Fronde des bibliothèques parisiennes : Duras prête à la grève

Clément Solym - 11.08.2010

Edition - Bibliothèques - greve - paris - travail


Hier, la mairie de Paris nous expliquait n'avoir pas encore reçu la fameuse lettre réclamant à Christophe Girard une réponse pour le 26 août, concernant l'augmentation de la prime dominicale.

Joint par Actualitté, Bertrand Pieri, responsable syndical s’est d’abord étonné : « Ils vous ont dit ne pas avoir reçu la lettre ? Elle a été remise en main propre au cabinet de monsieur Girard (adjoint au maire de Paris chargé de la culture, ndlr) avec accusé de réception… ». En mains propres, avec AR... on peut s'étonner. Mais soit. Mise à jour du 11/08 : la Mairie de Paris nous certifie avoir finalement bien eu connaissance de la lettre papier.

Appel du pied à botter en touche ?

La médiathèque Marguerite Duras, Paris XXe
La missive en question est un avertissement des trois bibliothèques parisiennes qui ouvrent le dimanche. En effet, le personnel de celles-ci demande une prime dominicale de 100 €, plutôt que les 75 € actuels. L’intersyndicale CGT, CFDT, CFTC, FO, UCP, UNSA et Supap FSU demande une réponse de la mairie avant le 26 août, date de l’AG du personnel des trois bibliothèques, François Truffaut (Ier), Marguerite Duras (XXe) et Marguerite Yourcenar (XVe).

Si réponse négative, les trois bibliothèques seront en grève le dimanche 5 septembre. Bertrand Pieri est pessimiste : « Je pense qu’il n’y aura tout simplement pas de réponse. Auquel cas la grève sera déclenchée. La totalité du personnel de Marguerite Duras, soit 50 personnes, s’est déjà déclaré favorable à la grève. Cela fait déjà un an et demi qu’ils revendiquent cette augmentation ». Dans une mesure moindre, Yourcenar et Truffaut devraient comme même suivre l’appel à la grève.

Une première

Et que la mairie de Paris, malgré les vacances opportunes de Christophe Girard, réponde ? Bertrand Pieri est plus que sceptique : « Je n’y crois pas. » Un pessimisme de mise, puisqu’aucun membre du personnel de la mairie de Paris travaillant le jour du Seigneur ne touche 100 € nets ou bruts. Seule offre de Monsieur Girard sur la question, passer de 75 € bruts à 75 € nets.

« Un dimanche sur cinq »


Ce que les salariés refusent. Toujours selon Bertrand Pieri, ils devront être prêts à tenir. « Je vais les prévenir lors de l’AG que la dernière fois que Yourcenar s’est mise en grève, celle-ci a duré 5 semaines ». Sont-ils prêts à aller jusqu’au bout ? « Comme chacun des employés fait un dimanche sur cinq, ça leur permet de faire cinq semaines de grève minimum, avec un seul jour de chômage chacun ». Le 5 septembre verra donc sans doute les bibliothèques François Truffaut, Marguerite Yourcenar et Marguerite Duras fermées.
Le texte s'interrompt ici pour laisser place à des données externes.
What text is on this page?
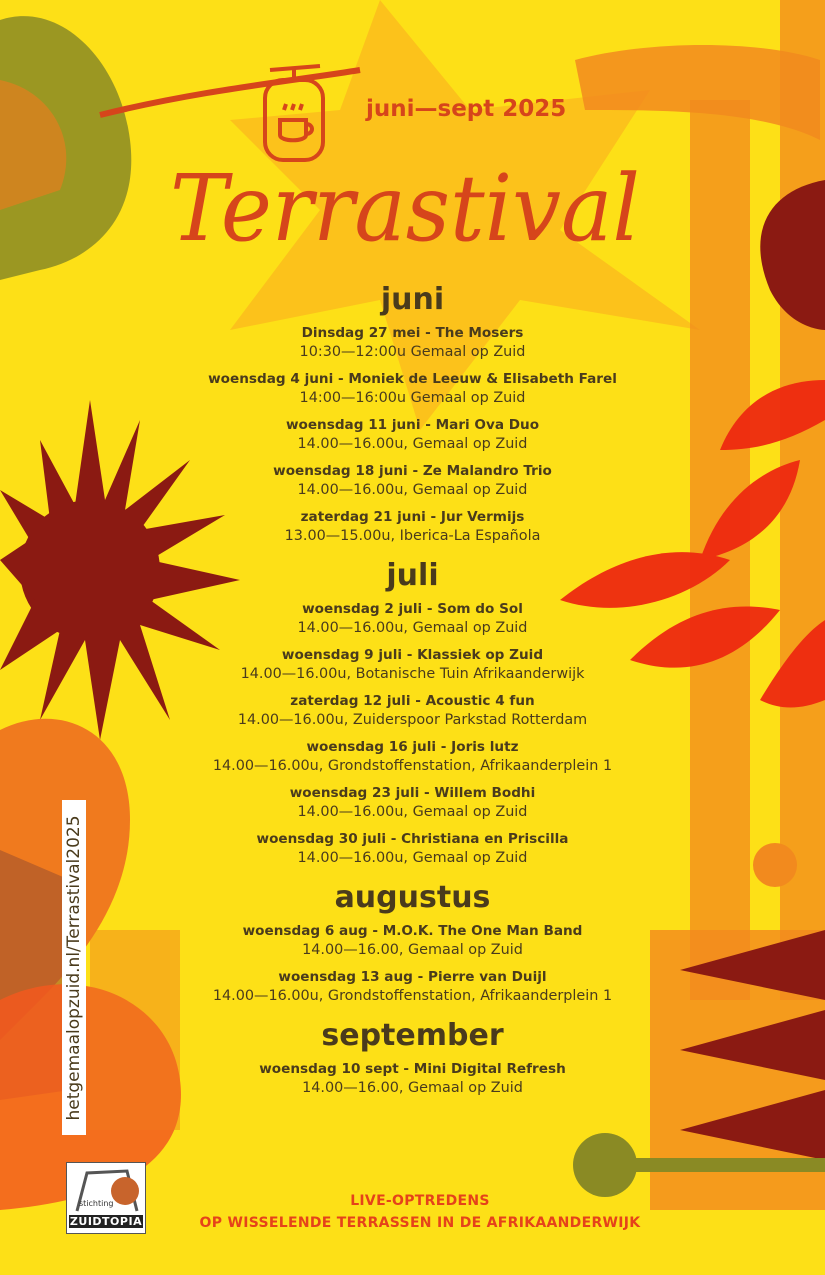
Terrastival
juni—sept 2025
juni
Dinsdag 27 mei - The Mosers
10:30—12:00u Gemaal op Zuid
woensdag 4 juni - Moniek de Leeuw & Elisabeth Farel
14:00—16:00u Gemaal op Zuid
woensdag 11 juni - Mari Ova Duo
14.00—16.00u, Gemaal op Zuid
woensdag 18 juni - Ze Malandro Trio
14.00—16.00u, Gemaal op Zuid
zaterdag 21 juni - Jur Vermijs
13.00—15.00u, Iberica-La Española
juli
woensdag 2 juli - Som do Sol
14.00—16.00u, Gemaal op Zuid
woensdag 9 juli - Klassiek op Zuid
14.00—16.00u, Botanische Tuin Afrikaanderwijk
zaterdag 12 juli - Acoustic 4 fun
14.00—16.00u, Zuiderspoor Parkstad Rotterdam
woensdag 16 juli - Joris lutz
14.00—16.00u, Grondstoffenstation, Afrikaanderplein 1
woensdag 23 juli - Willem Bodhi
14.00—16.00u, Gemaal op Zuid
woensdag 30 juli - Christiana en Priscilla
14.00—16.00u, Gemaal op Zuid
augustus
woensdag 6 aug - M.O.K. The One Man Band
14.00—16.00, Gemaal op Zuid
woensdag 13 aug - Pierre van Duijl
14.00—16.00u, Grondstoffenstation, Afrikaanderplein 1
september
woensdag 10 sept - Mini Digital Refresh
14.00—16.00, Gemaal op Zuid
hetgemaalopzuid.nl/Terrastival2025
stichting
ZUIDTOPIA
LIVE-OPTREDENS
OP WISSELENDE TERRASSEN IN DE AFRIKAANDERWIJK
Pour quelques euros de plus


Duras, dont le 5 septembre devait être le premier dimanche travaillé. Mais leur principale revendication n’est-elle pas que le dimanche, le travail est plus éreintant ? « Ca, mais ils considèrent aussi le mériter ». Comment savoir sans essayer ? Avec un peu de chance, le dimanche il fait beau, les oiseaux chantent, et les salariés sont heureux et accueillants !

Surtout, après rapide calcul particulièrement difficile, un dimanche travaillé sur cinq, ça fait au mieux quinze euros de plus dans le mois. C’est pour ces quelques euros de plus que vous voulez priver la population parisienne, déjà inculte, de culture ? On s'en étrangle rien qu’à se relire… c’est du terrorisme culturel.
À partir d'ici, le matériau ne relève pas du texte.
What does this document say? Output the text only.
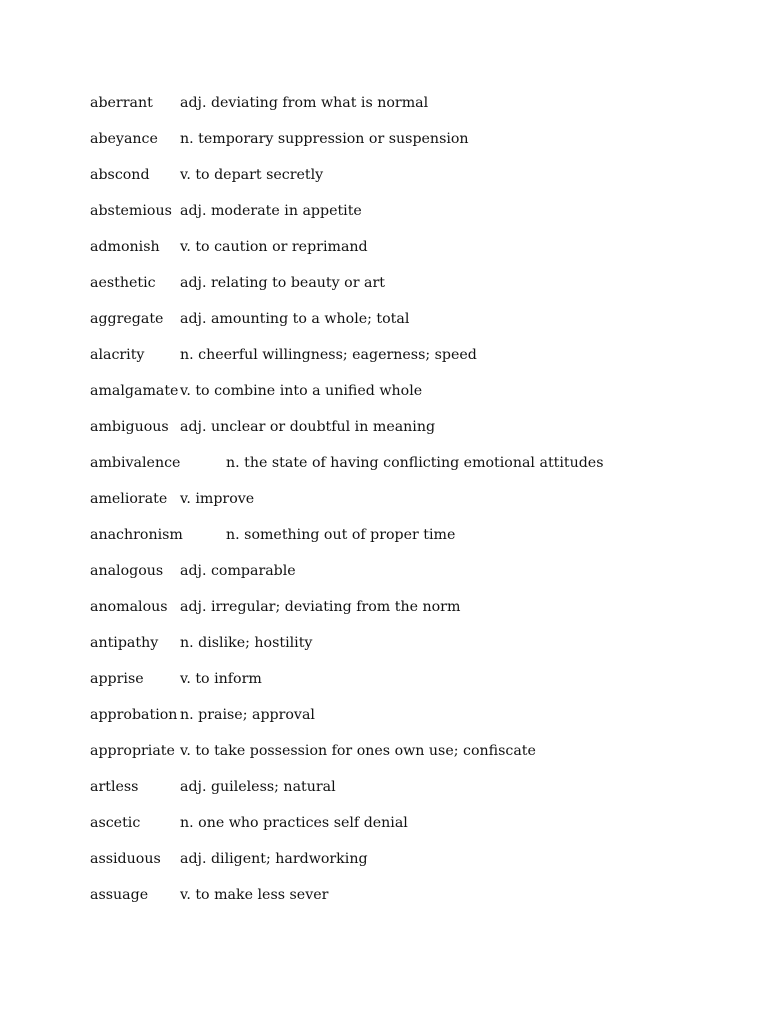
aberrant adj. deviating from what is normal
abeyance n. temporary suppression or suspension
abscond v. to depart secretly
abstemious adj. moderate in appetite
admonish v. to caution or reprimand
aesthetic adj. relating to beauty or art
aggregate adj. amounting to a whole; total
alacrity	n. cheerful willingness; eagerness; speed
amalgamate v. to combine into a unified whole
ambiguous adj. unclear or doubtful in meaning
ambivalence	n. the state of having conflicting emotional attitudes
ameliorate v. improve
anachronism	n. something out of proper time
analogous adj. comparable
anomalous adj. irregular; deviating from the norm
antipathy n. dislike; hostility
apprise	v. to inform
approbation n. praise; approval
appropriate v. to take possession for ones own use; confiscate
artless	adj. guileless; natural
ascetic	n. one who practices self denial
assiduous adj. diligent; hardworking
assuage v. to make less sever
Changer les établissements en épiceries...

Petite précision : le souci reste que, quand bien même tout Paris devenait PUCE, il est peu probable que le maire se dirige vers une augmentation de la prime dominicale, les bibliothèques n'étant pas « encore » des commerces. Et pourtant, souligne-t-on, les puces RFID et les automates de prêt, tendent à centre-commercialiser la profession, comme c'est déjà le cas en Angleterre. Dans un établissement, des caisses automatiques ont été installées pour permettre de réduire le personnel, trop coûteux...

Que penser alors du comportement de la mairie, qui d'un côté prêche pour une hausse des salaires dans le privé, mais pour ses employés fait grise mine ?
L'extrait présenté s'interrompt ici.